Burgess MeredithYou probably know about the six degrees of Kevin Bacon.  But did you know Burgess Meredith has even closer links to most film actors? 

More surprising in terms of networks and connections are the Six Degrees of Lois Weisberg.

In that 1999 article, Malcolm Gladwell explores the phenomenon of people who seem to know everyone — and how they got that way.

He ambles entertainingly over Stanley Milgram’s original experiments and arrives, halfway through, at this insight:

Burgess Meredith was the kind of actor who was connected to everyone because he managed to move up and down and back and forth among all the different worlds and subcultures that the acting profession has to offer. When we say, then, that Lois Weisberg [a Chicago woman who’s the focus of his article] is the kind of person who “knows everyone,” we mean it in precisely this way. It is not merely that she knows lots of people. It is that she belongs to lots of different worlds.

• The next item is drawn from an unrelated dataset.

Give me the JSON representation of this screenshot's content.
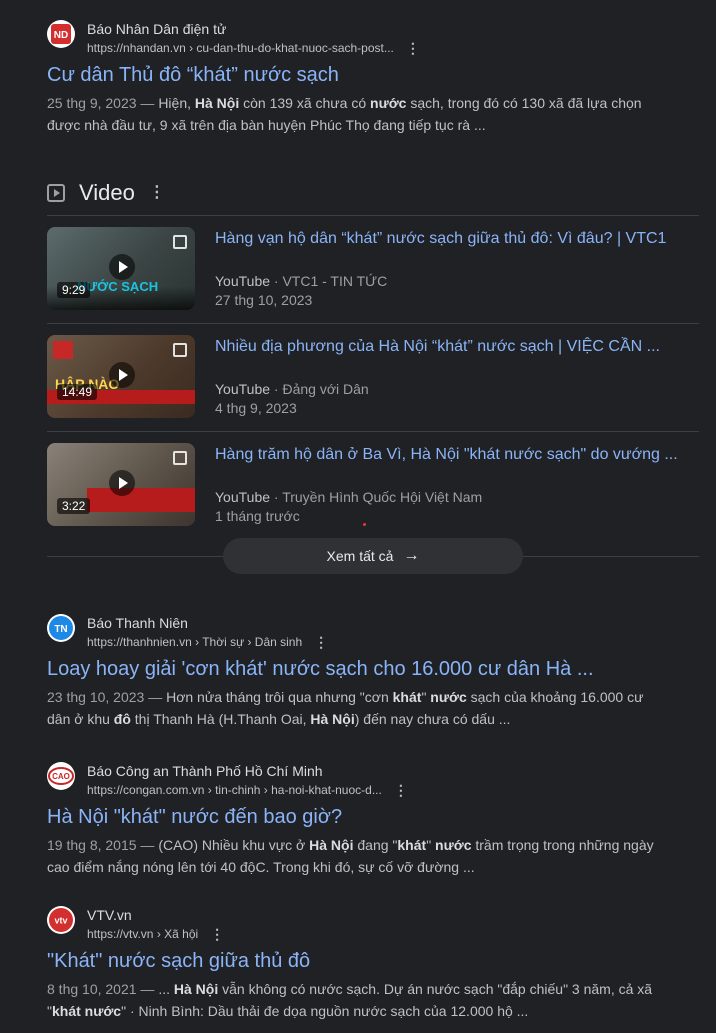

Gladwell quotes Mark Granovetter on “the strength of weak ties.”  An effective network is more about extent of reach than about strength of connection. 

While people like Lois Weisberg seem to have an innate ability to move between groups, it seems to me that by being open to groups, by seeking out people whose interests don’t completely overlap with yours, you potentially increase the number and the range of experiences you receive.

And all this time I thought I was just easily distracted.